The Diversification Of The Investment Banking Industry
JP Morgan’s expansion into the UK Consumer Banking Market
Hoping to expand into the UK Consumer banking market, JP Morgan is currently discussing with UK regulators the possibility of opening a digital bank, offering loans and personal saving services. However, it seems like the implications of Brexit are forcing international banks to relocate their EU trading and lending operations out of the UK. Citing Brexit as the main cause, German neobank N26 and Fidor Bank have left the UK, bolstering local competition while simultaneously degrading confidence in international digital banks.
JP Morgan will be entering a crowded marketplace, with several prominent neobanks with cutting-edge digital offerings have already established themselves in the UK market, including Starling, Monzo, and Revolut (which boast 1.25 million, 3.8 million, and 10 million customers, respectively). Stiff competition, low confidence in international digital banks, and their recently failed digital banking initiative in the US, Finn, would appear to bode poorly for the success of JP Morgan's forthcoming digital service. However, Finn’s main challenge was offering services similar to existing digital banking offerings provided by JP Morgan. Without no presence in the UK, at the time of writing, similarity to an existing offer won’t be an issue. Additionally, the bank could use the lessons learnt from its failed endeavour to form a stronger blueprint for its new digital offering.

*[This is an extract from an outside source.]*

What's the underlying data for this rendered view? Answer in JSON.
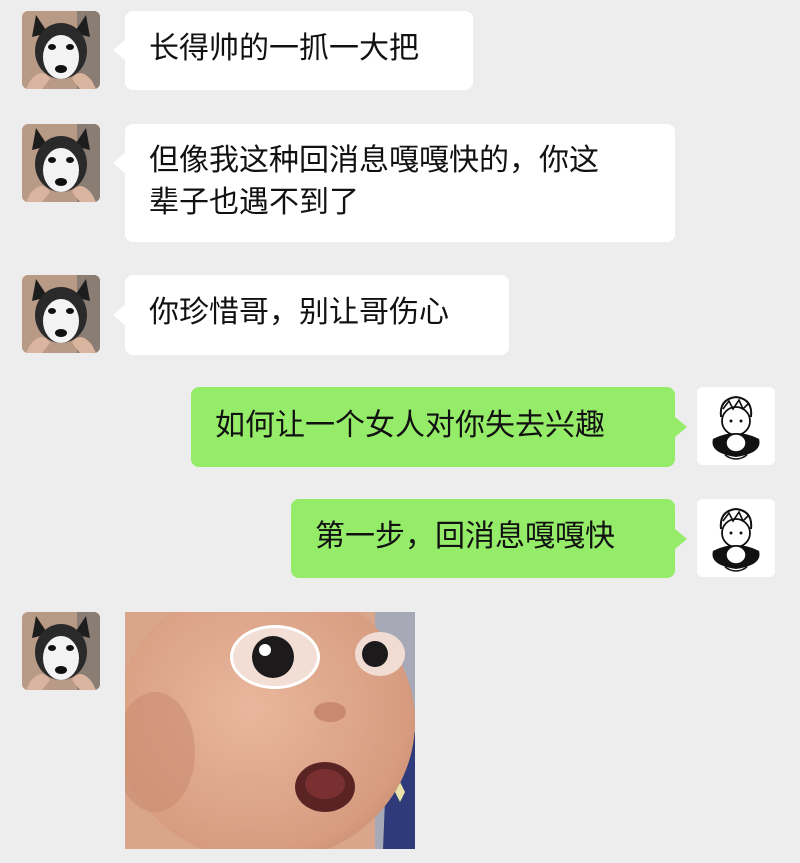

In addition to the challenges posed by entering a densely populated market, the bank will need careful legal advice to comply with the FCA’s regulations, the UK’s complicated banking laws, GDPR, and preventative measures for cyber-security risks.
Further expansion into wealth management by Morgan Stanley
On the other side of the Atlantic, investment banking behemoth Morgan Stanley recently acquired discount broker ETrade for $13 billion. This acquisition allows the bank to expand it’s target audience from the very affluent to include the less-wealthy, but significantly younger members of society.

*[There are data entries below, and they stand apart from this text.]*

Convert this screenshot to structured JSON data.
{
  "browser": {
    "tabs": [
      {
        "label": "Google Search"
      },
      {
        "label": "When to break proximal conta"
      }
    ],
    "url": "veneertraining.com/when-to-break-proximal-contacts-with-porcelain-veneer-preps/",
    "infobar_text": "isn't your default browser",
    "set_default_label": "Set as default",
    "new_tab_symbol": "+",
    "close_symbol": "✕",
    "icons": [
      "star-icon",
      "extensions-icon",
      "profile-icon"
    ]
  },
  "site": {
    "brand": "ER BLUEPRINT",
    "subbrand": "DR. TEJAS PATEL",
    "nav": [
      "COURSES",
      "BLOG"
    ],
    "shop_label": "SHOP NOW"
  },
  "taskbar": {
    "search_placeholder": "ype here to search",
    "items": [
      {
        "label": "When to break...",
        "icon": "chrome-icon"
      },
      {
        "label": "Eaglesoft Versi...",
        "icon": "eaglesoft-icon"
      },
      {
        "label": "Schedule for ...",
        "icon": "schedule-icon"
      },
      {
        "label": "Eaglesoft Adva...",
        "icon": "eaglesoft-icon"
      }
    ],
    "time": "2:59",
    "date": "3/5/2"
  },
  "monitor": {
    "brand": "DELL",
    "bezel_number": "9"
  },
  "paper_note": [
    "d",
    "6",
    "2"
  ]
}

The customers Morgan Stanley will be acquiring will allow them to complement their base of delegators with more self-directed investors. Currently, their customer base comprises mainly of delegators - people who rely on financial advisors to make investment decisions for them. By including self-direct investors, which make up 48% of ETrade’s customer base will result in significant growth in the number of active traders.
Additionally, Morgan Stanley will inherit the USD$56 billion e-trade in deposits. This will enable them to fund loans for its wealthier clients. By utilising their own deposits, this creates cheaper credit lines, which could drive profitable growth in the long term. Moreover, the deposits will soften the blow of any economic downturn, providing stability to counterbalance the volatility of the investment banking and trading business.

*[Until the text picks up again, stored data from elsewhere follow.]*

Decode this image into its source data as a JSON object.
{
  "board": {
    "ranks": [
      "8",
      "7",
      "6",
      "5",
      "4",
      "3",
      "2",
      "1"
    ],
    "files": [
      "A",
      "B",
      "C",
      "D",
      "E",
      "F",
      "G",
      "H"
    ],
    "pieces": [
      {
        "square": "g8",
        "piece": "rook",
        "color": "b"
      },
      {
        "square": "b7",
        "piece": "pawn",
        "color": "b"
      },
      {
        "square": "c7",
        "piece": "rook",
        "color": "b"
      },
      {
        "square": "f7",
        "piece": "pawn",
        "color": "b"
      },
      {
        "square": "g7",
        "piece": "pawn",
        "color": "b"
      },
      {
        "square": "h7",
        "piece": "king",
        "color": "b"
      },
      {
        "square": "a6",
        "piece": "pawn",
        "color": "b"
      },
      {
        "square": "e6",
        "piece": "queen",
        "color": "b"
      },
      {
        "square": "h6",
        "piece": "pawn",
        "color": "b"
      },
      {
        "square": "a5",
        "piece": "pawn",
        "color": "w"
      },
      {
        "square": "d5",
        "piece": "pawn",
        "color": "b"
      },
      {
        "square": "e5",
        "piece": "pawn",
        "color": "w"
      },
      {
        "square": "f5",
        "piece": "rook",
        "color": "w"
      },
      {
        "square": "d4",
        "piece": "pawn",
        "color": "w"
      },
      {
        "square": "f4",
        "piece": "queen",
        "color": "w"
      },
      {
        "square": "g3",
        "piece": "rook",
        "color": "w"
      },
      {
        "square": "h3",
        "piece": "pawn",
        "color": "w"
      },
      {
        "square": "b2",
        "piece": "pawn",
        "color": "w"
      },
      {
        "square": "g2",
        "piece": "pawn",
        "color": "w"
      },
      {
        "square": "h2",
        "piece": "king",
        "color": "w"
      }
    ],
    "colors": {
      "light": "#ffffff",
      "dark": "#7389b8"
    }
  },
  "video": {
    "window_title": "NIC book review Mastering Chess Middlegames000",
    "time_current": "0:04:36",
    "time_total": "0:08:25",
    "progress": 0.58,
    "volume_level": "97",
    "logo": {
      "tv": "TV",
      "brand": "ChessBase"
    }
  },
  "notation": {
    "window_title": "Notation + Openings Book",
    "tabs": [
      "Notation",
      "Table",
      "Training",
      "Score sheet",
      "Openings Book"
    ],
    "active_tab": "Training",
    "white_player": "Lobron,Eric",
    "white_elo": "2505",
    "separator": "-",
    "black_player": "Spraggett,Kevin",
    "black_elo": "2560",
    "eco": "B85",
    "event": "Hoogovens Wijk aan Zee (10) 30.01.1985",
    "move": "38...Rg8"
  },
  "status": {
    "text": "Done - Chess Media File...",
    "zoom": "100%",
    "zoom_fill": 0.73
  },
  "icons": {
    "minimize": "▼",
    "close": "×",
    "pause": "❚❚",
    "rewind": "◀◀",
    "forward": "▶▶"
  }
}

However, with this deal being the largest acquisition attempt since the 2009 crisis, the US Federal Reserve and the Office of the Comptroller of the Currency will closely scrutinise the deal. M&A lawyers will now have to persuade regulators that the acquisition will not breach the relevant competition laws.
Future of the investment banking industry
As regulations imposed on the banking industry only grow increasingly stringent, and technology continues to develop at unprecedented rates, the future of investment banking looks bleak and could see investors moving their businesses to more passive forms of investment such as through private equity firms.